A lot of her influence on me comes by example. She endured a lot of heartache in her life. I never saw it easy for her. From the death of her oldest child when he was only four, through raising mentally ill stepchildren, to her last fight with cancer, she remained for me the epitomy of strength and courage. I remember in her final months, when she first found out about the cancer. she said, “I haven’t had a lot of pain in my life. I know that other people have and if they can do it, so can I.”

That statement amazed me. If she was only talking about emotional pain, I would have been amazed that she considered her life to have been relatively pain free. So much happened over the course of her sixty-plus years that I couldn’t imagine her saying she hadn’t had a lot of pain. At the same time, I also knew that she had not been free of physical pain. There were broken legs, broken arms, and a nasty case of bursitis in her shoulder. Much of her older years were spent with her not being able to lift her arm.

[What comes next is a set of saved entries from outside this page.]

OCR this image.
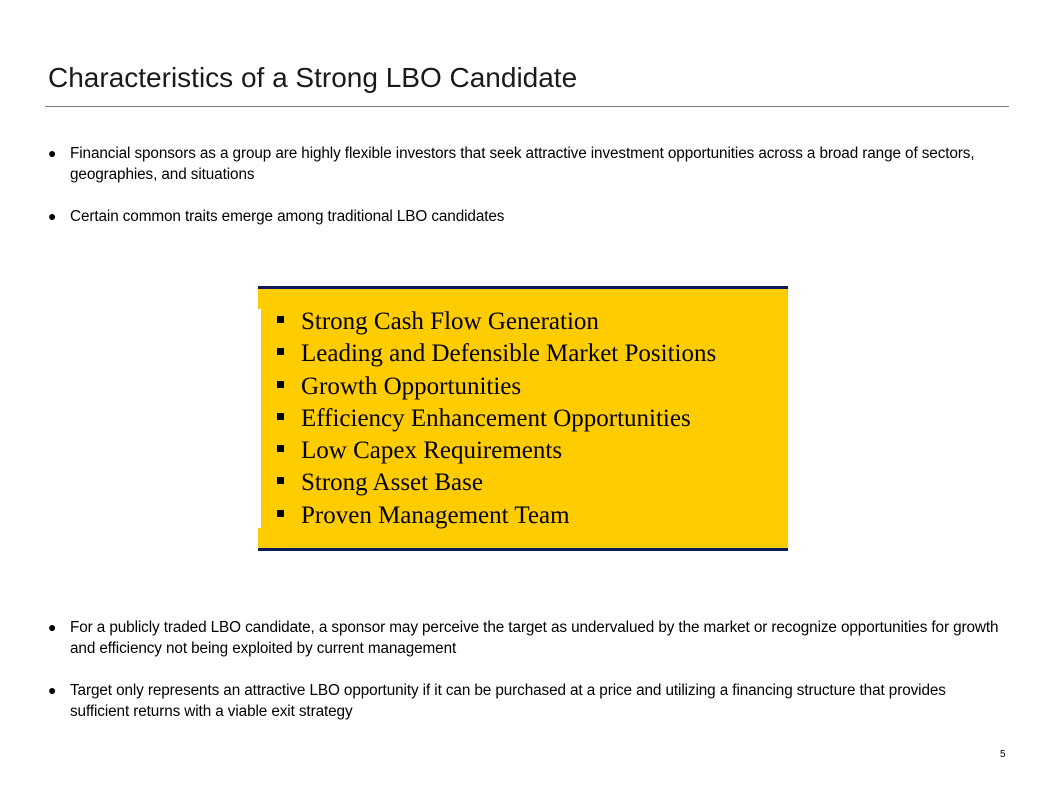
Characteristics of a Strong LBO Candidate
● Financial sponsors as a group are highly flexible investors that seek attractive investment opportunities across a broad range of sectors, geographies, and situations
● Certain common traits emerge among traditional LBO candidates
Strong Cash Flow Generation
Leading and Defensible Market Positions
Growth Opportunities
Efficiency Enhancement Opportunities
Low Capex Requirements
Strong Asset Base
Proven Management Team
● For a publicly traded LBO candidate, a sponsor may perceive the target as undervalued by the market or recognize opportunities for growth and efficiency not being exploited by current management
● Target only represents an attractive LBO opportunity if it can be purchased at a price and utilizing a financing structure that provides sufficient returns with a viable exit strategy
5
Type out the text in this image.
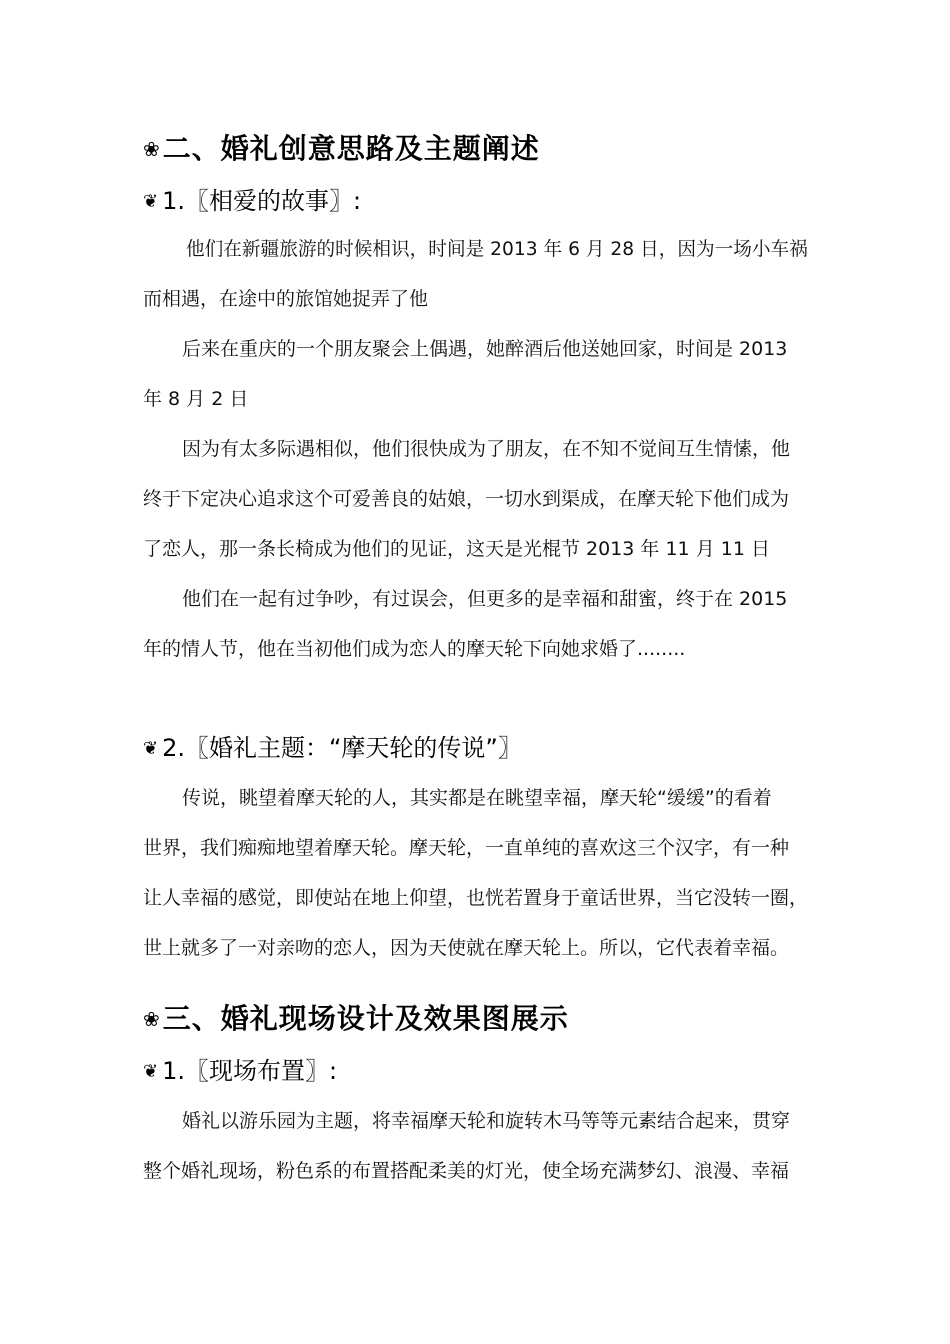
❀二、婚礼创意思路及主题阐述
❦ 1.〖相爱的故事〗:
他们在新疆旅游的时候相识，时间是 2013 年 6 月 28 日，因为一场小车祸
而相遇，在途中的旅馆她捉弄了他
后来在重庆的一个朋友聚会上偶遇，她醉酒后他送她回家，时间是 2013
年 8 月 2 日
因为有太多际遇相似，他们很快成为了朋友，在不知不觉间互生情愫，他
终于下定决心追求这个可爱善良的姑娘，一切水到渠成，在摩天轮下他们成为
了恋人，那一条长椅成为他们的见证，这天是光棍节 2013 年 11 月 11 日
他们在一起有过争吵，有过误会，但更多的是幸福和甜蜜，终于在 2015
年的情人节，他在当初他们成为恋人的摩天轮下向她求婚了........
❦ 2.〖婚礼主题：“摩天轮的传说”〗
传说，眺望着摩天轮的人，其实都是在眺望幸福，摩天轮“缓缓”的看着
世界，我们痴痴地望着摩天轮。摩天轮，一直单纯的喜欢这三个汉字，有一种
让人幸福的感觉，即使站在地上仰望，也恍若置身于童话世界，当它没转一圈，
世上就多了一对亲吻的恋人，因为天使就在摩天轮上。所以，它代表着幸福。
❀三、婚礼现场设计及效果图展示
❦ 1.〖现场布置〗:
婚礼以游乐园为主题，将幸福摩天轮和旋转木马等等元素结合起来，贯穿
整个婚礼现场，粉色系的布置搭配柔美的灯光，使全场充满梦幻、浪漫、幸福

Her sense of fun got her through a lot. She could laugh and enjoy herself almost anywhere. She always seemed young at heart. I remember her being called to work in the Young Women’s organization several times in her life. Even when she was middle-aged, they called her as an advisor. I think they tend to call younger women, but my mom’s sense of fun and adventure helped her relate to Laurels.

It was sad to me when I heard rumors that she wasn’t thought of as a good choice for a Young Women’s leader because she had married a nonmember. There was no greater proponent of temple marriage than my mother. I never considered anything less for myself because of her.

She labored for many years under the desire of going to the temple for her endowments. In those days, a woman married to a nonmember could not be endowed. When that changed, it was a glorious day for her.

She had this way of cutting through nonsense that really made people think. She could see both sides of an issue, but could really stand up for the right with cleverness and wisdom.

Probably the most important thing she did for me was to believe in me. My mother always had this sense of my future that was full of good things. She felt I was special and destined to do great things. When she found out that some of the things I was doing were not so great, she would gently and proudly remind me that I was better than the things I was choosing to do. There was no condemnation in it. There was occasionally a bit of worry in it, but always, always looking forward to a better future and a better me.

I take that with me now. As I struggled with sexual addiction and same-sex attraction, I always remembered inside that I was better than what I was doing and could do better. It was a powerful force for change in me. Many years ago, I read a poem that really tells this.

The Man My Mother Thinks I Am
By Will S. Alkin

While walking down a crowded city street the other day
I heard a little urchin to a comrade turn and say;
“Say, Jimmy, do you know I’d be as happy as a clam
If I only was the feller dat me mudder tinks I am,

She tinks I am an angel and knows her little lad
Would never mix wit nuthin’ dat was ugly mean or bad.
Sometimes I sit alone and tink how nice ‘twould be, gee whiz!
If a feller was the feller dat his mudder tinks he is.”

My friends, be yours a life of toil or undiluted joy.
We all can learn a lesson from this small, unlettered boy;
And, whether rich or whether poor, we’d happier be by far
If we only were the fellers that our mothers tink we are.

Mom, wherever you are, and I know it’s somewhere good, thanks for thinking that this little lad was an angel. Right back at ya.